Sammlung der Entscheidungen des Schweizerischen Bundesgerichts
Collection des arrêts du Tribunal fédéral suisse
Raccolta delle decisioni del Tribunale federale svizzero

BGE 104 IB 275



104 Ib 275

44. Urteil des Kassationshofes vom 12. Dezember 1978 i.S. W. gegen
Regierungsrat des Kantons Glarus Regeste

    Art. 55 StGB. Probeweiser Aufschub der Landesverweisung.

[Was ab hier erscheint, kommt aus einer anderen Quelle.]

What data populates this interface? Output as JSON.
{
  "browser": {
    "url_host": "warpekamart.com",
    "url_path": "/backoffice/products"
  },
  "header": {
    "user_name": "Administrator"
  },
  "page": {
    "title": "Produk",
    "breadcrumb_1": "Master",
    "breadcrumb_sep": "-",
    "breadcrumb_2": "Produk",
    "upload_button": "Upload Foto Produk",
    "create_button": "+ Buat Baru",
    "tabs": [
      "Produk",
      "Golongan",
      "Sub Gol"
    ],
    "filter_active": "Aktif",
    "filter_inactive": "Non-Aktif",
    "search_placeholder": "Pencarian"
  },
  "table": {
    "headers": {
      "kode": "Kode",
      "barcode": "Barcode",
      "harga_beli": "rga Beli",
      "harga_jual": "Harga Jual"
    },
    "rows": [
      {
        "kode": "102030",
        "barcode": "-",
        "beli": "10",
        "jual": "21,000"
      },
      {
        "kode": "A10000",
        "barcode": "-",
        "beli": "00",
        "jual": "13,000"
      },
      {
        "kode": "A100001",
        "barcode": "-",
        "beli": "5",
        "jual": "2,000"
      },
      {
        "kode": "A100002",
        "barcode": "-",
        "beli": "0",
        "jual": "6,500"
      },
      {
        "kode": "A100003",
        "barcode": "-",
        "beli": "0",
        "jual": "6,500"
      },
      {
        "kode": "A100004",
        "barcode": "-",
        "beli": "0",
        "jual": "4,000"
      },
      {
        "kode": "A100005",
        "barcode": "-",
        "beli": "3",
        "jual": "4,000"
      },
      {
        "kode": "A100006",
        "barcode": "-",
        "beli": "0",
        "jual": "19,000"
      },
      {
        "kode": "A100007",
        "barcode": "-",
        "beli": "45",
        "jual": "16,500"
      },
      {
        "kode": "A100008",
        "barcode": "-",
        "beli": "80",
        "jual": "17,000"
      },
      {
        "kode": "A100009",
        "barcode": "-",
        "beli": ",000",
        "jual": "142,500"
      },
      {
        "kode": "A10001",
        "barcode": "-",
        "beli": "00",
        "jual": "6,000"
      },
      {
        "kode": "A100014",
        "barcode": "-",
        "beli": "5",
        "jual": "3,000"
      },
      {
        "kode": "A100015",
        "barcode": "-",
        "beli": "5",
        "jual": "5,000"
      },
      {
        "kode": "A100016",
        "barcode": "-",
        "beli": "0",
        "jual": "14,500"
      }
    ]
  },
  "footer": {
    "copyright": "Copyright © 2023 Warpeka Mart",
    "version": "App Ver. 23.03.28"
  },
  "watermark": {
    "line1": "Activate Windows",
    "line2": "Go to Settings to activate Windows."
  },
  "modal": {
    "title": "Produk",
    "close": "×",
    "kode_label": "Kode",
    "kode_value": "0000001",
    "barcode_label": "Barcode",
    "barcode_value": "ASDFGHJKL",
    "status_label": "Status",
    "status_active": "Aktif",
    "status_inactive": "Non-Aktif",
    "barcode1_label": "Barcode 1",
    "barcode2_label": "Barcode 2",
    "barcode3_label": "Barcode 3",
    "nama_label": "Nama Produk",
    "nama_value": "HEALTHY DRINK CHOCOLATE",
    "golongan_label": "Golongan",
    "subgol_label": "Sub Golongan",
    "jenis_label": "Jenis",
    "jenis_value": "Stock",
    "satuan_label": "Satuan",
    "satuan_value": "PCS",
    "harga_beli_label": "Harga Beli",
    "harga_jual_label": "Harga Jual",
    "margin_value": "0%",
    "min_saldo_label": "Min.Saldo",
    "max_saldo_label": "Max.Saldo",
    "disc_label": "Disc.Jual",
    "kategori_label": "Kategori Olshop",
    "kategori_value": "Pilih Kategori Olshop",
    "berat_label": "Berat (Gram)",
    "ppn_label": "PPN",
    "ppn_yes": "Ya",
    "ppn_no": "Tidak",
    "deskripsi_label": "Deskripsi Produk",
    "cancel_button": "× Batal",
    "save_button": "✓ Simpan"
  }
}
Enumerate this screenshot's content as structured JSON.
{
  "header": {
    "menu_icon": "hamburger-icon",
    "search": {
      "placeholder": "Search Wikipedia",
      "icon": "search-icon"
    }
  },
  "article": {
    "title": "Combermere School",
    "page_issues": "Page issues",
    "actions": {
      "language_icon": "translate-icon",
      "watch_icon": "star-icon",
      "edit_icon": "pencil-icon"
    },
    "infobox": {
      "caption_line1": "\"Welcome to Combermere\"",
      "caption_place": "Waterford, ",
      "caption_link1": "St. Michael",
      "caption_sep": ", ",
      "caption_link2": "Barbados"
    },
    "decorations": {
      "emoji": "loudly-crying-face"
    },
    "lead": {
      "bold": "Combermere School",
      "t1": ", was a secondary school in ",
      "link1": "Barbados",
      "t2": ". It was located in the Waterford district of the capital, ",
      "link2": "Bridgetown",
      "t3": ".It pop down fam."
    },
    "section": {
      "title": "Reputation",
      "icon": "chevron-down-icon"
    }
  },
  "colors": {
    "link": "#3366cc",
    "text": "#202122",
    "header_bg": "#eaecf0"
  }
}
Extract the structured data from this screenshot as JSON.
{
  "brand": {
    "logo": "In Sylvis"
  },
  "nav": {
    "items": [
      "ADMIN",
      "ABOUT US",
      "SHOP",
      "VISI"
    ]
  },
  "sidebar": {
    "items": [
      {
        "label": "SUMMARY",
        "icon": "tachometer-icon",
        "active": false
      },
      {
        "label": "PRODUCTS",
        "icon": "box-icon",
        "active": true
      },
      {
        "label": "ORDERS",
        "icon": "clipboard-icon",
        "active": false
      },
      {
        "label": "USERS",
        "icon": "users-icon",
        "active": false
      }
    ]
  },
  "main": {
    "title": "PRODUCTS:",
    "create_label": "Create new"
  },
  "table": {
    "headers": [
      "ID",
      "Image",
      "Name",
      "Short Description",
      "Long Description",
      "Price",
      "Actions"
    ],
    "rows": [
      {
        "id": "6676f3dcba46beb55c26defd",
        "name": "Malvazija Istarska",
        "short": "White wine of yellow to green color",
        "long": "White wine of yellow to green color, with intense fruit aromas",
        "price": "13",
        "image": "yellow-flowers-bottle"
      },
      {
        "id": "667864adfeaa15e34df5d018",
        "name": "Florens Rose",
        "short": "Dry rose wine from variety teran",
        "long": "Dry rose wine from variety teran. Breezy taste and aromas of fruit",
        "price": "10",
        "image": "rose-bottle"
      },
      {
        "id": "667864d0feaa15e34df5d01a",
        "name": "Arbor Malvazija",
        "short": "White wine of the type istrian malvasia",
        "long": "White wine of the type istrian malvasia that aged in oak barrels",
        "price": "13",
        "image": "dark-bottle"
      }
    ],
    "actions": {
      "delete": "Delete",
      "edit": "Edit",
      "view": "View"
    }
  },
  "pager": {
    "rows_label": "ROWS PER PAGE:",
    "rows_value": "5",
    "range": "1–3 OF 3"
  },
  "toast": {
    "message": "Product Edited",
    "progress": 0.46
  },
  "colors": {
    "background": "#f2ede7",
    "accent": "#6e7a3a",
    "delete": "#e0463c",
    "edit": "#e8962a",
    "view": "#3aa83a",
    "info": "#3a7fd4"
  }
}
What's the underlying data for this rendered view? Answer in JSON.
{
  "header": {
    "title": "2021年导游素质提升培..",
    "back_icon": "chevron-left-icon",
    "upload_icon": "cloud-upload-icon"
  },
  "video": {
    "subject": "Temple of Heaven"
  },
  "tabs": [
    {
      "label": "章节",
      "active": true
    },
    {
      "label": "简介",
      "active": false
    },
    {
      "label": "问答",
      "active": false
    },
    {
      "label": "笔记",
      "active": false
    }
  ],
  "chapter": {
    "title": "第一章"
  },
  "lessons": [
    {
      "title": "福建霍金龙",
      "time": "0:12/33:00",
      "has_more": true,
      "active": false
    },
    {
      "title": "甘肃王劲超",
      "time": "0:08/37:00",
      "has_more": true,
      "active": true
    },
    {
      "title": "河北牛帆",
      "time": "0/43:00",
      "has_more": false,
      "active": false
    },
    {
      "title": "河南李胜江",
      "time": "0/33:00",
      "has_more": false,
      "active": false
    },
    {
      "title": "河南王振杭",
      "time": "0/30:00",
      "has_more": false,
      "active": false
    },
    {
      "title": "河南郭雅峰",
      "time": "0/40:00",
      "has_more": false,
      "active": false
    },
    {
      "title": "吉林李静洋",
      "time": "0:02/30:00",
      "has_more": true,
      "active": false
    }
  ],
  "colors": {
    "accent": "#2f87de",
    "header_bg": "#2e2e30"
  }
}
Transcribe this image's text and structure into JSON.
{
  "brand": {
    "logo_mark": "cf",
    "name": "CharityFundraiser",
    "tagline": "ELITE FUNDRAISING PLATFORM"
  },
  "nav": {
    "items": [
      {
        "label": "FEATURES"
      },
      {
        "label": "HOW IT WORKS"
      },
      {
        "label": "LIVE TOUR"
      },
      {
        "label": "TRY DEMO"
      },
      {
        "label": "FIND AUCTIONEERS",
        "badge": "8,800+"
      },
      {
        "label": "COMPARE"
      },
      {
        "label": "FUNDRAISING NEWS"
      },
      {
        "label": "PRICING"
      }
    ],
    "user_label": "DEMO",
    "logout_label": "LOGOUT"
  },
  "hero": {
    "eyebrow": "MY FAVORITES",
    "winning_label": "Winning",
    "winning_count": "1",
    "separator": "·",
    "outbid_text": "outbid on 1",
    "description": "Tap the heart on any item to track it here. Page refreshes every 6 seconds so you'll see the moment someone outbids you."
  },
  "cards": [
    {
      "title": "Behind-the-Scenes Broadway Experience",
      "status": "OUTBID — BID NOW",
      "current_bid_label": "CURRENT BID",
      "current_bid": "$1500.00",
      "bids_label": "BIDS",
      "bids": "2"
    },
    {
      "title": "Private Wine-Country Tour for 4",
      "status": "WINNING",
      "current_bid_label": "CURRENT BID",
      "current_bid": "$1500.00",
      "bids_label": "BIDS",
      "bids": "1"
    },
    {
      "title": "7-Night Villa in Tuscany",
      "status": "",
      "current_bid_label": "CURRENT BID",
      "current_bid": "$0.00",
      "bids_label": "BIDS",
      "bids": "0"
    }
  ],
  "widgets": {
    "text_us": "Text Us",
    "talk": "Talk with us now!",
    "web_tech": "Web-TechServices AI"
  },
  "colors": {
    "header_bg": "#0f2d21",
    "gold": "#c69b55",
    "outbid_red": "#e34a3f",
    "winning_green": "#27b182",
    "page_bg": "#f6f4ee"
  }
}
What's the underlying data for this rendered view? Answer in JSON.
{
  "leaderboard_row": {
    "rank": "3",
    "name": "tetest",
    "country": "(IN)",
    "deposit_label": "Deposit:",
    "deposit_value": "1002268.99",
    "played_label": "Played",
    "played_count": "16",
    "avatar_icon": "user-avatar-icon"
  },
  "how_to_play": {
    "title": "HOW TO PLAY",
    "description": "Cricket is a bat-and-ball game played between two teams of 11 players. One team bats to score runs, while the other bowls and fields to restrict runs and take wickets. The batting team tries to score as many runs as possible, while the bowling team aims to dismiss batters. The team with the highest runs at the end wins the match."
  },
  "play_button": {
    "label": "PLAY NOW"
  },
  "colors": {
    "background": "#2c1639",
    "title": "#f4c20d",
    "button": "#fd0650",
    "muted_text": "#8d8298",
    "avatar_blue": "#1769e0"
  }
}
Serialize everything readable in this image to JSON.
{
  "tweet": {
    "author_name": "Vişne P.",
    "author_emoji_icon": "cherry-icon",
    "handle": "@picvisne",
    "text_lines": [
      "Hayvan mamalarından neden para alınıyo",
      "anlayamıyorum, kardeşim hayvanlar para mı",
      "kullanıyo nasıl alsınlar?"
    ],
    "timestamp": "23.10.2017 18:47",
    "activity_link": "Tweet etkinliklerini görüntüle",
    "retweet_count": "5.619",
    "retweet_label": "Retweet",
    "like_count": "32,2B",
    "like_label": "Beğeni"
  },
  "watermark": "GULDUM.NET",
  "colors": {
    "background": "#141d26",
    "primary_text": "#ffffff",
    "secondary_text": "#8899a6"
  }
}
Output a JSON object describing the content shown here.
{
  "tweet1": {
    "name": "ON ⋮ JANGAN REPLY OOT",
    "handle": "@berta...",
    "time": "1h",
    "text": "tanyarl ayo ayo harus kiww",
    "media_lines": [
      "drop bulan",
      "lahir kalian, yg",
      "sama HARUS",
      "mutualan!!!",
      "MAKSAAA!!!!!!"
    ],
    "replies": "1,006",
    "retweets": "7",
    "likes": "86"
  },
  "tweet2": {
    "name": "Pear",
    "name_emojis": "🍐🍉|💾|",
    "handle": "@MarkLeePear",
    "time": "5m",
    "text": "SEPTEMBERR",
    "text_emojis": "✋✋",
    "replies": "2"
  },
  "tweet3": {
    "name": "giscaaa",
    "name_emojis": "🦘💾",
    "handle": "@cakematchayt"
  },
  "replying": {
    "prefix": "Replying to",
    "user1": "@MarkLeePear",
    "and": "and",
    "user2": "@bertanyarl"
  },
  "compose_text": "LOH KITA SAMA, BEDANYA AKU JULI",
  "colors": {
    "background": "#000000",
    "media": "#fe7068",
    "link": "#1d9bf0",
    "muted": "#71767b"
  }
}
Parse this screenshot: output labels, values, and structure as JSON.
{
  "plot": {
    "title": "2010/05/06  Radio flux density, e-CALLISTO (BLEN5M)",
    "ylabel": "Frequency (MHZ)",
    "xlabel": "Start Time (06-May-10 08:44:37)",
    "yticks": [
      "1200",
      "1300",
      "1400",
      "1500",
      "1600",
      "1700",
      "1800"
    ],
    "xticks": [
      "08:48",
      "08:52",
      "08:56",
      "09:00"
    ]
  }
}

    Die für den Vollzug einer später ausgefällten Hauptstrafe zuständige
Behörde ist nicht befugt, über den probeweisen Aufschub der in einem
früheren Strafverfahren ausgesprochenen Landesverweisung, die rechtskräftig
und vollziehbar geworden ist, zu entscheiden.

Sachverhalt

    A.- Der 1941 in Westberlin geborene deutsche Staatsangehörige W. wurde
am 18. Mai 1972 vom Strafgericht Basel-Stadt wegen wiederholter und
fortgesetzter qualifizierter Widerhandlung gegen das Betäubungsmittelgesetz
und wiederholten Verweisungsbruchs zu zwei Jahren Zuchthaus und
wegen wiederholter Zollübertretung und wiederholter Hinterziehung der
Warenumsatzsteuer zu einer Busse verurteilt. Gleichzeitig ordnete das
Strafgericht die Landesverweisung auf Lebenszeit an. Am 9. Januar 1974
wurde vom Polizeidepartement Basel-Stadt die gerichtliche Ausweisung
publiziert.

    Trotz der Ausweisung reiste W. Anfang September 1976 in die Schweiz
ein und verübte bis zu seiner Verhaftung am 19. September 1976 zahlreiche
Einbruchdiebstähle. Am 19. April 1977 verurteilte ihn das Kriminalgericht
des Kantons Glarus wegen wiederholten Diebstahls und Diebstahlsversuches,
wiederholter Sachbeschädigung, wiederholten Hausfriedensbruches,
wiederholten Verweisungsbruches und Verletzung von Verkehrsregeln zu drei
Jahren Zuchthaus und Fr. 50.- Busse.

    B.- Am 29. Juli 1978 entliess der Regierungsrat des Kantons
Glarus W. auf den 18. September 1978 bedingt aus dem Vollzug der vom
Kriminalgericht ausgesprochenen Zuchthausstrafe, setzte die Probezeit
auf zwei Jahre an und erteilte ihm die Weisung, seinen jeweiligen
Aufenthaltsort der Staatskasse des Kantons Glarus zu melden.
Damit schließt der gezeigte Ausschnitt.